Deal Replaces Some Sequestration, Further Reduces the Deficit
On Wednesday the U.S. Senate approved the Murray-Ryan budget deal, which was negotiated by Senate Budget Chairman Patty Murray and House Budget Chairman Paul Ryan and approved last week by the House. It would undo $63 billion of the $219 billion sequestration cuts scheduled to occur in 2014 and 2015 under the Budget Control Act of 2011 (the deal President Obama and Congressional Republicans came to in one of the previous hostage-taking episodes).
Most mainstream economists believe that governments should not cut spending when their economies are still climbing out of recessions, but that’s pretty much exactly what Congress did by approving the 2011 law resulting in sequestration of about $109 billion each year for a decade.

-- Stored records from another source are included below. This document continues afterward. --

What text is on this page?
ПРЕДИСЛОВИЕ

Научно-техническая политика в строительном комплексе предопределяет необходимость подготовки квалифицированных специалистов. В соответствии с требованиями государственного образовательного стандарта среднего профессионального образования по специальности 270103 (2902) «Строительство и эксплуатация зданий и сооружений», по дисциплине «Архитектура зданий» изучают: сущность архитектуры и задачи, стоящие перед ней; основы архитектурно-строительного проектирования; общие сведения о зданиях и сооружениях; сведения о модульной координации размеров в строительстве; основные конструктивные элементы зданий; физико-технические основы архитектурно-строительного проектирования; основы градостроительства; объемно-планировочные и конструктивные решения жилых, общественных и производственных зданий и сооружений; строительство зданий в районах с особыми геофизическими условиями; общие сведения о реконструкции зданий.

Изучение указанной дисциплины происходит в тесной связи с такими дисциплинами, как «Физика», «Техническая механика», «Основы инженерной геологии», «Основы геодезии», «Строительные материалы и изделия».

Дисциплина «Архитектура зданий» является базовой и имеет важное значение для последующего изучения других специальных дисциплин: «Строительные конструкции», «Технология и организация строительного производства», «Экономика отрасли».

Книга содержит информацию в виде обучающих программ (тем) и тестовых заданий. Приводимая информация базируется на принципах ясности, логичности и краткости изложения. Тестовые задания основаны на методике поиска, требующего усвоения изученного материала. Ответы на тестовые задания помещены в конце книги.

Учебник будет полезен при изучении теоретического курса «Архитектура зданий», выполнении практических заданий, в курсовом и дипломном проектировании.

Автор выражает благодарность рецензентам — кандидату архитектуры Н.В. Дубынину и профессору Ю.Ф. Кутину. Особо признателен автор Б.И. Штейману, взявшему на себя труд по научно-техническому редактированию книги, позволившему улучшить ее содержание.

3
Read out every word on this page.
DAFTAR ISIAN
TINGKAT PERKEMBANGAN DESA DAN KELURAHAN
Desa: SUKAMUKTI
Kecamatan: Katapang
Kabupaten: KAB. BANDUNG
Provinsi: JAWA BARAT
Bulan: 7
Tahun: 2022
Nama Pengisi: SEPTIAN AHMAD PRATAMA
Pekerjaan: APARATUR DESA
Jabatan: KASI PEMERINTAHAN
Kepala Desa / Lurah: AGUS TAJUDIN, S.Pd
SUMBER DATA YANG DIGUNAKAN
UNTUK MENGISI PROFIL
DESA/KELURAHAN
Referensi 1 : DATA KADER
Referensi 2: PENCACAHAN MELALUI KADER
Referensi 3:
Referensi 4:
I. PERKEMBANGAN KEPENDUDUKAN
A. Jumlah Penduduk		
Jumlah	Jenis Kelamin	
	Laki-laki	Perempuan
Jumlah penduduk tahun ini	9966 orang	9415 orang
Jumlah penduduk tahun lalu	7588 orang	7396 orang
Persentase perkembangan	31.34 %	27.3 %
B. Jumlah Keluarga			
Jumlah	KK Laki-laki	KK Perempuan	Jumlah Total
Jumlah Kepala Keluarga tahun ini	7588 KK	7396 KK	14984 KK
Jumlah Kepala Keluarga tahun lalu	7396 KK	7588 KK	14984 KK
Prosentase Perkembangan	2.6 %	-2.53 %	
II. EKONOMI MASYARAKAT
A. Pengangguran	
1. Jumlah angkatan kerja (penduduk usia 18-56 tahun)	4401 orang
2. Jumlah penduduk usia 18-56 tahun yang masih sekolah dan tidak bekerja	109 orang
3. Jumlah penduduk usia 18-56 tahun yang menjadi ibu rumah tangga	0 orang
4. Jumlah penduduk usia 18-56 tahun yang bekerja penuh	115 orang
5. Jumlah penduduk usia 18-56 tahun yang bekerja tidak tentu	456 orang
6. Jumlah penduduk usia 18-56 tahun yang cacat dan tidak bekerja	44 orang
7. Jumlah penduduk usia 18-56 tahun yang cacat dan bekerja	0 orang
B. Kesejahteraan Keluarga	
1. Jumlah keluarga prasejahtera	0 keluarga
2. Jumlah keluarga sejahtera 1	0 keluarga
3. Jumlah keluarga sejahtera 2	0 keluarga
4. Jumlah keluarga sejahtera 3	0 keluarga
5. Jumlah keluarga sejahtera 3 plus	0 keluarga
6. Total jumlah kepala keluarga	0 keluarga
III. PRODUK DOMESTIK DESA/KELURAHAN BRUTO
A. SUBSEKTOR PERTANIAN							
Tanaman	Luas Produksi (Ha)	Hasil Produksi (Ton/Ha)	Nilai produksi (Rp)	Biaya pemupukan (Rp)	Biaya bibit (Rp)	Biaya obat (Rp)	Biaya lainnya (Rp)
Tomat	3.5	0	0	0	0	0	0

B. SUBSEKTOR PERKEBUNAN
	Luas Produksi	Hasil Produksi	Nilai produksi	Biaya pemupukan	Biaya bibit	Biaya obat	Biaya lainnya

The Murray-Ryan deal would reduce that by $45 billion next year and by $18 billion in the following year. While the deal replaces $63 billion of sequestration, the total savings in the deal add up to $85 billion, which means the deal technically reduces the deficit compared to doing nothing. But about $28 billion of the savings come from simply extending some of the sequestration cuts longer than they were originally intended to be in effect (extending them into 2022 and 2023). This enables Rep. Ryan to claim that the deal further reduces the deficit. But this has no real policy rationale except for those who believe that shrinking government is good in itself, regardless of the impacts.
Any major budget deal approved during a recession ought to provide an increase in unemployment insurance, which is the sort of government spending that puts money in the hands of the people most likely to spend it right away, thus enabling local businesses to retain or create jobs. But under the Murray-Ryan deal, the extended unemployment benefits that were enacted to address the recession would run out (at the end of this month for many people). As the Center on Budget and Policy Priorities explains, in the past Congress has not allowed these benefits to run out until the rate of long-term unemployment was much lower than it is today.
Tax Loopholes Left Untouched, but Revenue Raised through Fees
The Murray-Ryan deal does not close a single tax loophole for corporations or individuals. A bill recently introduced by Reps. Lloyd Doggett and Rosa DeLauro demonstrates exactly how this could be done. The DeLauro-Doggett bill basically borrows the loophole-closing provisions from Senator Carl Levin’s Stop Tax Haven Abuse Act and uses the revenue savings to replace sequestration for two years.
To take just one of many examples of how it would work, the DeLauro-Doggett bill would close the loophole allowing corporations to take deductions each year for interest payments related to the costs of offshore business even though the profits from that offshore business will not be taxable until the corporation brings them to the U.S. years or even decades later. This reform is estimated to raise around $50 billion over a decade. Another provision would reform the “check-the-box” rules that allow corporations to tell different governments different things about the nature of their subsidiaries and whether or not their profits have been taxed in one country or another, resulting in profits that are taxed nowhere. This reform is estimated to raise $80 billion over a decade.
These two reform options appear on a list of potential loophole-closing measures released by Senator Murray’s committee (as well as in the DeLauro-Doggett legislation). The committee’s list also included others that Citizens for Tax Justice has championed, like closing the carried interest loophole to raise $17 billion over a decade, closing the John Edwards/Newt Gingrich loophole (for S corporations) to raise $12 billion, closing the Facebook stock option loophole to raise as much as $50 billion, and several others. (Many of the reforms on the budget committee list are explained in this CTJ report.)
Instead of closing tax loopholes, the Murray-Ryan deal raises revenue through fee increases that are not technically tax increases but would probably feel like tax increases to the people experiencing them. For example, fees on airline tickets that pay for the Transportation Security Administration (TSA) would increase to $5.60 per ticket, raising $12.6 billion over a decade. The premiums paid by companies for the Pension Benefit Guaranty Corporation (to guarantee employee’s pension benefits) would increase, raising $7.9 billion over a decade. Another provision would increase federal employee pension contributions, raising $6 billion over a decade. These are just a few examples.
These measures do raise revenue, but it would seem more straightforward to remove the loopholes that complicate the main taxes we rely on to fund public investments and that eat away significantly at the amounts of revenue they can raise. Members of Congress can only run for so long before facing the need for tax reform.